Michael, meanwhile, embodies Irma, an immigrant waitress who believes she was sent to London by ancestral spirits from Tierra del Fuego. Convinced she is the reincarnation of Xalpen, a mythic being destined to turn boys into men, Irma searches for a hero who will one day need her help to change the world.
The dynamic between the two is electric — playful, poetic, and deeply human. When Jamie exposes Irma’s contradictions, revealing her opportunism and the unsettling truth of her family’s past, Michael’s performance oscillates between hilarity and heartbreak. Her final scene with the Mayor of London is a moment of sheer vulnerability, peeling back the mask to reveal a woman caught between self-mythology and survival.
Michael’s Irma becomes the emotional compass of the play: absurd, radiant, and achingly real. With her blend of physical comedy, emotional depth, and fierce intelligence, she commands the stage as both clown and oracle.
They are wonderfully surrounded by the other seven talents, with special mention to Edmund Digby-Jones and Ruggero Barlaba as the villains.
Mila Michael, has built an international career defined by versatility, courage, and a refusal to be confined by borders or conventions. She not only stars but also produces the piece alongside Lyna Dubarry, a French–Moroccan actress making her directorial debut after acclaimed performances in House of David (Amazon Prime) and Liaison (Apple TV+).
The script by Joel Stern, a rising British–Sri Lankan writer, performer, and director, is a deft blend of biting satire and emotional intelligence.
The trio — Michael, Dubarry, and Stern — spent months developing the production.
Their ambition: to bring The Madwoman of Camden to a full-scale London run and, ultimately, the West End.
With The Madwoman of Camden, Michael steps into her most ambitious role yet — as both performer and producer — uniting an international cast around a common purpose: reclaiming imagination as an act of resistance.
Dubarry’s direction is bold and cinematic, while Stern’s writing cuts through modern despair with laughter as its weapon.

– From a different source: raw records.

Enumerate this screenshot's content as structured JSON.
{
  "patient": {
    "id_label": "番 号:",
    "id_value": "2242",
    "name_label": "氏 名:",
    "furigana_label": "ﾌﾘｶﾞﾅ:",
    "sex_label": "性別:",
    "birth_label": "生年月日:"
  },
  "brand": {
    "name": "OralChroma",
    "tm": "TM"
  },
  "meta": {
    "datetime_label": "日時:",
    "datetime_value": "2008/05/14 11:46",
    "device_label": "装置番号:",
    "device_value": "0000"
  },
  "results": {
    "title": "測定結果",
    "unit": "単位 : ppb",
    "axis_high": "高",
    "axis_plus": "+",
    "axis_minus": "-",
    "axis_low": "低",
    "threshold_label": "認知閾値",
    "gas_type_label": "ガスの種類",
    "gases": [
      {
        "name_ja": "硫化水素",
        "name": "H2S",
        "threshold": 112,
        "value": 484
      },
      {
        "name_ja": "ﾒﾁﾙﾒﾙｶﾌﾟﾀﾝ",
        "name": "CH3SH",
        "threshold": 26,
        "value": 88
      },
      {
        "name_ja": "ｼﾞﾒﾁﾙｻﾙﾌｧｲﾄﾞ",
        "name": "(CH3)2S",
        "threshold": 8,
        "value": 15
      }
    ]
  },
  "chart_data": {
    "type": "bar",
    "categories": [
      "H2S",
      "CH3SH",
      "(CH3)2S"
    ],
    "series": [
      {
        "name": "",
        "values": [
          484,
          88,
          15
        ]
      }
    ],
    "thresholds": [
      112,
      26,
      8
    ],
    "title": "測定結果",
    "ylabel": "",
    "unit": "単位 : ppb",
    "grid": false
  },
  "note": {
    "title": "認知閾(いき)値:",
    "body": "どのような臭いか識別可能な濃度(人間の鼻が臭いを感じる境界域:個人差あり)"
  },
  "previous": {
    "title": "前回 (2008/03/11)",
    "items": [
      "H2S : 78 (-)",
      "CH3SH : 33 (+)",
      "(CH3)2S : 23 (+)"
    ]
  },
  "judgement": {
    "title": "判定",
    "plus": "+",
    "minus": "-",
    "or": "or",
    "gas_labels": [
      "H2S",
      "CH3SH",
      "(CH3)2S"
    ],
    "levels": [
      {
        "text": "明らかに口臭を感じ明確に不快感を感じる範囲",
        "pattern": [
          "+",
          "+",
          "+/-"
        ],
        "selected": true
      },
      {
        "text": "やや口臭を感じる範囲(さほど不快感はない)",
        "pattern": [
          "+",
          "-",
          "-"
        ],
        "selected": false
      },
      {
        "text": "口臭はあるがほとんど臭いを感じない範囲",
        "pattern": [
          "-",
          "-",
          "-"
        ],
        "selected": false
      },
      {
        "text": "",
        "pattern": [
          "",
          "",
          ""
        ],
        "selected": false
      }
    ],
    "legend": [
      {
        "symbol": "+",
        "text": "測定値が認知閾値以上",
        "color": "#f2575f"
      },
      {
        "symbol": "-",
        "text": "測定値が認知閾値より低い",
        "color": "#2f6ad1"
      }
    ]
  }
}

The result is theatre that feels alive, urgent, and necessary.
Minimalist in staging yet rich in atmosphere, the production relies on light, rhythm, and ritual to draw the audience into a world both familiar and dreamlike. Tarot readings, immersive interactions, and symbolic rituals turn each performance into a collective experience — an invitation to madness as a form of healing.
Michael’s leadership — artistic, organizational, and spiritual — anchors the entire enterprise. Her ability to merge Argentine passion, European sophistication, and contemporary relevance positions her as one of the most intriguing talents working across continents today.
The piece, first developed through a series of intimate workshops, has gradually evolved into a fully realized theatrical experience. Its early presentations functioned both as creative laboratories and as opportunities to refine the emotional language of the work in front of live audiences.
The play was presented at The Park Theatre on October 28th and at Arcola Theatre on November 10th. It was performed at The Old Red Lion on November 7th and 8th and will be on again at Fabwick on November 12th.
At its core, The Madwoman of Camden is not only about madness but about empathy — about confronting our collective traumas and learning, once again, to work in community.
“We’re all living among madness,” Michael says. “But maybe madness is just what happens when we start seeing the truth.”
With that, the madwoman smiles — and the lights go out.